Our worship begins a half-hour earlier this morning with a different order of worship (here's the bulletin for this Sunday). It’s a program we plan to follow over the summer, starting this Sunday and continuing until September 17, when 10:30am worship returns and a more traditional format is resumed. The change comes in response to a felt request over the past few months. In conversations I’ve had with you, and in surveys we’ve conducted, there was distinct need for fellowship — people want to connect with one another before and after worship. By moving the service a half-hour earlier during the summer, we felt that we would have more time with others in our church, as well as with each other on a Sunday afternoon. The Sabbath is important: it’s an important time for worship, but it’s also an important time to spend deepening our human relationships. “All real living is meeting,” the Jewish theologian Martin Buber said in 1973.

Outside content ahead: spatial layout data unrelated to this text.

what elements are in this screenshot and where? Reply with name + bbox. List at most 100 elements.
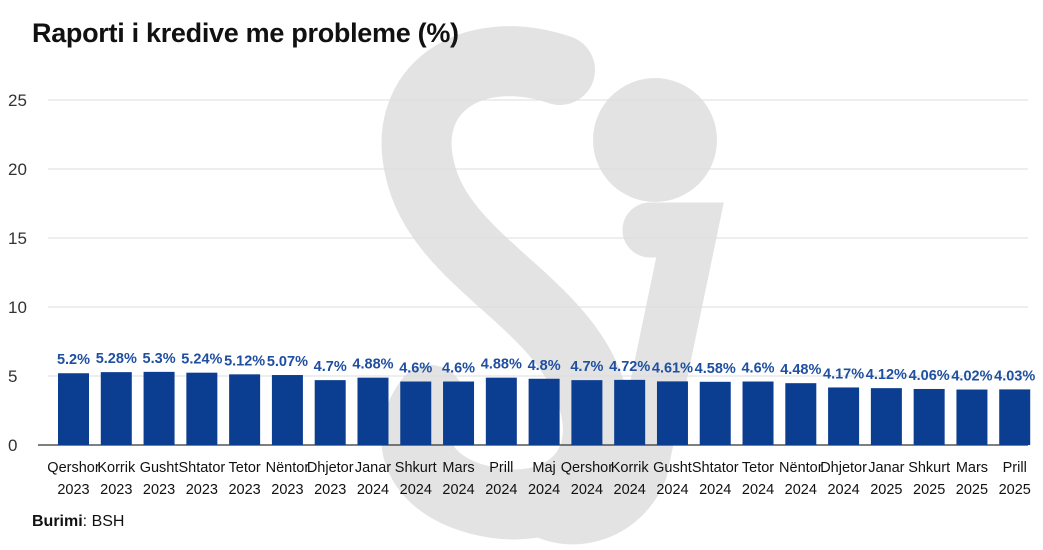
chart-title: Raporti i kredive me probleme (%)	[32, 18, 459, 48]
y-tick-label: 20	[8, 160, 27, 179]
x-tick-label-month: Prill	[489, 460, 513, 476]
data-label: 4.58%	[695, 361, 736, 377]
y-tick-label: 15	[8, 229, 27, 248]
x-tick-label-year: 2025	[956, 482, 988, 498]
y-tick-label: 5	[8, 367, 17, 386]
bar	[271, 375, 303, 445]
x-tick-label-year: 2024	[400, 482, 432, 498]
x-tick-label-month: Shtator	[178, 460, 225, 476]
bar	[58, 373, 89, 445]
x-tick-label-year: 2023	[271, 482, 303, 498]
bar	[742, 381, 774, 445]
x-tick-label-year: 2023	[314, 482, 346, 498]
data-label: 5.12%	[224, 353, 265, 369]
data-labels: 5.2% 5.28% 5.3% 5.24% 5.12% 5.07% 4.7% 4.88% 4.6…	[57, 351, 1035, 385]
x-tick-label-month: Korrik	[611, 460, 650, 476]
x-tick-label-month: Tetor	[229, 460, 261, 476]
bar	[785, 383, 817, 445]
bar	[400, 381, 432, 445]
bar	[229, 374, 261, 445]
x-tick-label-month: Janar	[868, 460, 904, 476]
x-tick-label-month: Shkurt	[908, 460, 950, 476]
data-label: 4.7%	[570, 359, 603, 375]
bar	[614, 379, 646, 445]
x-tick-label-month: Korrik	[97, 460, 136, 476]
x-tick-label-year: 2024	[656, 482, 688, 498]
x-tick-label-year: 2025	[999, 482, 1031, 498]
x-tick-label-month: Shtator	[692, 460, 739, 476]
x-tick-label-year: 2023	[186, 482, 218, 498]
bar	[571, 380, 603, 445]
x-tick-label-year: 2023	[100, 482, 132, 498]
x-tick-label-year: 2024	[614, 482, 646, 498]
data-label: 4.72%	[609, 359, 650, 375]
data-label: 5.3%	[143, 351, 176, 367]
x-tick-label-month: Gusht	[140, 460, 179, 476]
data-label: 5.28%	[96, 351, 137, 367]
x-tick-label-year: 2024	[571, 482, 603, 498]
data-label: 4.02%	[951, 369, 992, 385]
bar	[870, 388, 902, 445]
data-label: 4.6%	[399, 361, 432, 377]
data-label: 5.24%	[181, 352, 222, 368]
x-axis-labels: Qershor2023Korrik2023Gusht2023Shtator202…	[47, 460, 1031, 498]
x-tick-label-year: 2024	[785, 482, 817, 498]
x-tick-label-year: 2024	[699, 482, 731, 498]
x-tick-label-year: 2024	[827, 482, 859, 498]
x-tick-label-month: Tetor	[742, 460, 774, 476]
bar	[828, 387, 860, 445]
data-label: 4.88%	[481, 357, 522, 373]
bar	[999, 389, 1031, 445]
x-tick-label-year: 2023	[57, 482, 89, 498]
y-tick-label: 25	[8, 91, 27, 110]
bar	[913, 388, 945, 445]
x-tick-label-month: Mars	[442, 460, 474, 476]
x-tick-label-month: Shkurt	[395, 460, 437, 476]
x-tick-label-year: 2024	[528, 482, 560, 498]
data-label: 4.12%	[866, 367, 907, 383]
source-value: : BSH	[82, 513, 125, 530]
y-tick-label: 10	[8, 298, 27, 317]
data-label: 5.2%	[57, 352, 90, 368]
bar	[485, 377, 517, 445]
bar	[314, 380, 346, 445]
x-tick-label-year: 2024	[442, 482, 474, 498]
x-tick-label-month: Dhjetor	[307, 460, 354, 476]
data-label: 4.03%	[994, 368, 1035, 384]
x-tick-label-year: 2025	[870, 482, 902, 498]
x-tick-label-month: Qershor	[561, 460, 614, 476]
y-axis-ticks: 0 5 10 15 20 25	[8, 91, 27, 455]
bar	[699, 381, 731, 445]
x-tick-label-month: Dhjetor	[820, 460, 867, 476]
x-tick-label-month: Maj	[532, 460, 555, 476]
bars	[58, 371, 1031, 445]
data-label: 4.88%	[352, 357, 393, 373]
x-tick-label-year: 2025	[913, 482, 945, 498]
x-tick-label-month: Gusht	[653, 460, 692, 476]
x-tick-label-year: 2024	[485, 482, 517, 498]
source-label: Burimi	[32, 513, 83, 530]
y-tick-label: 0	[8, 436, 17, 455]
watermark-logo	[381, 26, 724, 545]
x-tick-label-year: 2024	[357, 482, 389, 498]
x-tick-label-month: Nëntor	[779, 460, 823, 476]
bar	[186, 372, 218, 445]
x-tick-label-month: Janar	[355, 460, 391, 476]
data-label: 5.07%	[267, 354, 308, 370]
data-label: 4.48%	[780, 362, 821, 378]
bar	[656, 381, 688, 445]
data-label: 4.06%	[909, 368, 950, 384]
data-label: 4.6%	[442, 361, 475, 377]
data-label: 4.17%	[823, 366, 864, 382]
bar	[956, 389, 988, 445]
bar	[443, 381, 475, 445]
data-label: 4.7%	[314, 359, 347, 375]
x-tick-label-month: Prill	[1003, 460, 1027, 476]
x-tick-label-month: Nëntor	[266, 460, 310, 476]
source-note: Burimi: BSH	[32, 513, 124, 531]
bar	[143, 371, 175, 445]
bar	[100, 372, 132, 445]
x-tick-label-year: 2024	[742, 482, 774, 498]
data-label: 4.61%	[652, 360, 693, 376]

Yet, as a church and as a people, worship to God is vital to our being. How can we meet with one another if we ourselves are not renewed in the act of worship to God? Or, as my mother says, “you cannot pour from an empty pitcher.” We re-formatted worship to shorten it so that the time for meeting one another is respected, but also emphasized the areas where people feel the most connection with God and the sacred in worship. Our announcements will now be made during our fellowship so that all may respond in conversation together. Our call to worship will usually be a short song that brings us together, pulling us out of the normality of day and into the joy that is worship together. Our children’s message will be right up front, when we open our worship with a Scripture reading, a story, and a prayer that frames the entire service, with everyone as active participants.
For some of us, this may be a welcome change. For some others, it’s not. We are church together, however: called by the Spirit, we gather in worship, fellowship, and action to be a very real and present body of Christ in our community. That's why we're here, and we're glad you're a part of it. Thank you for all your gifts, your giving, and your grace.